Bill Swanton, an analyst at AMR Research Inc. in Boston, says it’s very unusual, if not unique, for a utility to buy a packaged CIS. But because of the pressures of deregulation, he adds, utilities are looking to save on software development and considering cheaper packaged systems.

At US$24 million, the cost of the packaged system that BC Gas chose is only about 25 per cent of what the company could have spent customizing one itself, he says.

And the company expects a return on investment because of cost savings it expects to see in the next four and a half years as a result of the new system.

“All of a sudden, utilities are finding that now they can make more money by being more efficient,” explains Swanton. “In the past, they just passed software costs onto ratepayers.”


When BC Gas started looking for a CIS software vendor in 1996, its criteria were rigid. The board of directors put a cap of US$25 million on the project and set a roll-out schedule of two years, Taylor says.

The project managers ruled out using top-tier CIS vendors, whose products would have cost more and taken more time to implement.

In 1997, BC Gas entered a partnership with Peace Software Inc. in New Zealand. The utility chose Peace’s system, called Energy, partly because Peace offered guarantees and discounts, but also because Energy had comparative-analysis tools designed to help utilities move toward deregulation.

BC Gas’s March 1999 pilot of the Energy system was successful, and the utility installed the system three months ago in its 77-agent call centre in Prince George, B.C., which handles 250,000 customer accounts.

Customers can now access their account information or change service via the Web, and call centre agents have an expanded Web-based database of information at their fingertips.

BC Gas plans to expand the Energy system to all 750,000 of its customers by next spring, when it will deploy the software at a 120-agent call centre in Kelowna, B.C., according to Taylor.

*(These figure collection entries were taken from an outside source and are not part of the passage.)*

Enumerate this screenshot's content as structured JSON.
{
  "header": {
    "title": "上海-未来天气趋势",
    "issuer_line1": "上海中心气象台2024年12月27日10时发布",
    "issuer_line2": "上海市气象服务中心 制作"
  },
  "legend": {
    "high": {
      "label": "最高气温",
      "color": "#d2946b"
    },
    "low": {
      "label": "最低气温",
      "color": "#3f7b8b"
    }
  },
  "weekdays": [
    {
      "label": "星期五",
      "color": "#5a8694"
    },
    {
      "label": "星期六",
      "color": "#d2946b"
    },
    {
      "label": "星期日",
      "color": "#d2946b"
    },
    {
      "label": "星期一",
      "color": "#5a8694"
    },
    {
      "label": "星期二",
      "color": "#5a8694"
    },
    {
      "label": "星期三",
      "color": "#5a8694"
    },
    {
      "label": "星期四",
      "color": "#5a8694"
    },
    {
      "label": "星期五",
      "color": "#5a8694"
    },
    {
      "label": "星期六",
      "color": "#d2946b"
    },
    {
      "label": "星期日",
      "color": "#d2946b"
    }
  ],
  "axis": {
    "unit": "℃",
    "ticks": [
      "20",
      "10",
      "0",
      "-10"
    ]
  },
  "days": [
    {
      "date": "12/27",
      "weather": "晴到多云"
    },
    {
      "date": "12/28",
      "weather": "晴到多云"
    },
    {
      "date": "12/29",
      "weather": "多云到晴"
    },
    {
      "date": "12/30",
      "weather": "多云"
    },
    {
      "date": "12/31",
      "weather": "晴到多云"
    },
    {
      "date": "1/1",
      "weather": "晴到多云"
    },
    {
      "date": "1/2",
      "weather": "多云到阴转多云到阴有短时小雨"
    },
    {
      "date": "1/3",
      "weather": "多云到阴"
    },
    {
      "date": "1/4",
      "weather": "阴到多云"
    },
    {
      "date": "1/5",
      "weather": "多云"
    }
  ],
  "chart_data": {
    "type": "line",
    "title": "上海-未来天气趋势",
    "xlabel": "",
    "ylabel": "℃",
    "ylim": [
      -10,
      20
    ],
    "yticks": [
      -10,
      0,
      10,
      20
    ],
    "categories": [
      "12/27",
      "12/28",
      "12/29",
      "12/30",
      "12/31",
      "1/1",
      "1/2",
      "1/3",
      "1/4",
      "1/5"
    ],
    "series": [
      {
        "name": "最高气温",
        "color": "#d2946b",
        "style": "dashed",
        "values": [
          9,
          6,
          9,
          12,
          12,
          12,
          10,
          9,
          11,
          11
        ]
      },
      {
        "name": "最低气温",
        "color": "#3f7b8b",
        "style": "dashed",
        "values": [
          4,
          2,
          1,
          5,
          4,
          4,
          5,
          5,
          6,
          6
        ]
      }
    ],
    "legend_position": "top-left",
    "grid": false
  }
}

The system was a bit difficult to implement, in part because it required changes in business practices. But it was worth it.

For example, in the past, if a customer asked for information, either the call centre or the billing department would send out a brochure, but neither unit was responsible for tracking that a brochure was sent. Now, the back office sends out brochures from a single location, and the call centre tracks all requests, Taylor says.

And agents can now access all customer information on a Web-based browser as soon as a person e-mails or telephones the company. With the new system, agents have seen a 60-second reduction in the average customer call, Taylor says.

“It’s been amazingly successful, but I’m waiting every day for the other shoe to fall,” she adds.